Rebate for gaming sector: There’s a new 20% tax rebate for video game development, for eligible game development studios with a minimum annual $250k expenditure. Studios can receive up to $3m per year, backdated to 1 April 2023.

Taxing multinationals: Following the OECD’s direction on international taxation, multinationals operating in New Zealand may be subject to additional New Zealand tax where the enterprise’s worldwide income bears an effective tax rate of less than 15%.
In addition, the Government look to be following the OECD’s lead on an internationally coordinated approach to addressing taxes on digital services but if such a solution is not worked through by December 2023 the Government may introduce its own digital services tax. We’ll see.

Infrastructure

Budget 2023 builds on the $889m already provided in response to this year’s storms.

A further $6b is allocated for a National Resilience Plan, for rebuilding after weather events. $71b is committed to new and existing infrastructure projects: not only storm damaged communications, power and roading, but schools, hospitals, public housing, rail and road.

$120m is delivered over 4 years to expand the nationwide EV charging infrastructure network and build thousands of new EV chargers across the country.

Three new science hubs will be created, covering climate change and disaster resilience, health and pandemic readiness, and technology and innovation.
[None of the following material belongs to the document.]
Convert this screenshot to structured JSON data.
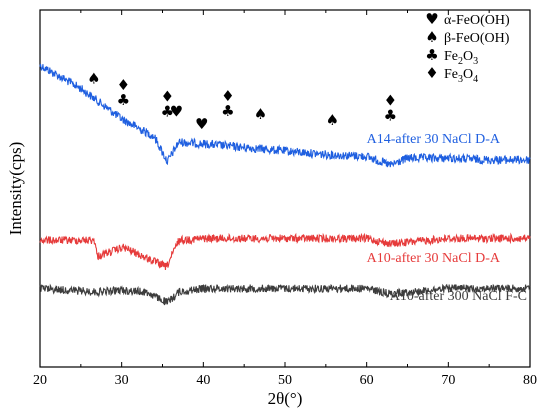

The latter emphasises sharing expert research in advanced manufacturing and materials, energy futures and biotechnology which may support business investment in research and development.

Households

Most changes affecting household budgets centre on younger families. The 20-hours free early childhood education (ECE) currently available to 3-5-year-olds is extended to include 2-year-olds, with more money for teachers and childcare centres as well. This may free up some parents for greater workforce participation and ease household budgets. But as interest rates remain high and measures lowering petrol prices at the pump by 25c/litre end on 30 June 2023, there is no shortage of other pressures.

From 1 July 2023, public transport for children under 13 will be free, half-price for the under-25s. The $5 prescription charge is removed for all New Zealanders.
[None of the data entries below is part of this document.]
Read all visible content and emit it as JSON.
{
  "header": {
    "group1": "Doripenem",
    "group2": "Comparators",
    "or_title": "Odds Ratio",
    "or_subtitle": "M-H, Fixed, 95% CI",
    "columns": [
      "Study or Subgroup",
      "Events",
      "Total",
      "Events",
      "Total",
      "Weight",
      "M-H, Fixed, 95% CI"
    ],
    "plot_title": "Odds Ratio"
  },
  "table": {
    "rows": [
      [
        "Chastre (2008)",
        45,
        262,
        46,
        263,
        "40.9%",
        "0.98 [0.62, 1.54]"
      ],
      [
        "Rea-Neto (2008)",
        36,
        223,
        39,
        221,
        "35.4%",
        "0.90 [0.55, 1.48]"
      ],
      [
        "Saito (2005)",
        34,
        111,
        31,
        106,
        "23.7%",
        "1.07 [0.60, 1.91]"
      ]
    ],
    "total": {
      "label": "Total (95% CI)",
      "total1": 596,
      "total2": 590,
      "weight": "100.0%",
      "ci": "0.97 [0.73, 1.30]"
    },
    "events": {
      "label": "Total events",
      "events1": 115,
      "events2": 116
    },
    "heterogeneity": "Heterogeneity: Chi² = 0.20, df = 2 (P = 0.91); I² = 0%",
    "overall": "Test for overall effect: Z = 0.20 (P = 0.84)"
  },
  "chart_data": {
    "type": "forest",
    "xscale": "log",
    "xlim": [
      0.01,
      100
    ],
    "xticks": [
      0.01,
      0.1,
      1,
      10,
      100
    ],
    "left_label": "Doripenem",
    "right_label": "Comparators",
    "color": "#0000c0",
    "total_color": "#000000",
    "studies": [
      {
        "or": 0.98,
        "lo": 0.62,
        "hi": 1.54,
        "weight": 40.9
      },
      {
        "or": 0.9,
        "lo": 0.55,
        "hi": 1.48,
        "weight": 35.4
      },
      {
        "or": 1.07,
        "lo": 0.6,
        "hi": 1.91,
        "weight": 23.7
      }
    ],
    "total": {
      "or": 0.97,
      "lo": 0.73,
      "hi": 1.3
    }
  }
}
From 1 July 2024, the Government will make a 3% KiwiSaver contribution to recipients of paid parental leave who contribute at least 3%.

Business outlook

Business owners may continue to feel glum about their risk to reward ratio. If cost of living pressures on households ease, increased consumer spending power will be welcome to retailers. Infrastructure repair and development, increases in public housing and private construction may stimulate demand in the construction sector and downstream industries. Recovery in tourism and hospitality, increased net migration, firmer supply chains and declining global inflation (particularly in oil and food) with lower import costs should also help.

Labour shortages and wage pressures continue though measures like extending the Apprenticeship Boost initiative to the end of 2024 will help, subsidising employers and enabling an estimated 30,000 apprentices to start or continue in key industries.

There’s still huge uncertainty. Margins are tight. You need to be able to boost productivity. Watch your cash flow, manage debtors closely and monitor your exposure to risk (especially uncontrollable risk such as subcontractors increasing pressure for retention payments or businesses failing before payments are secured).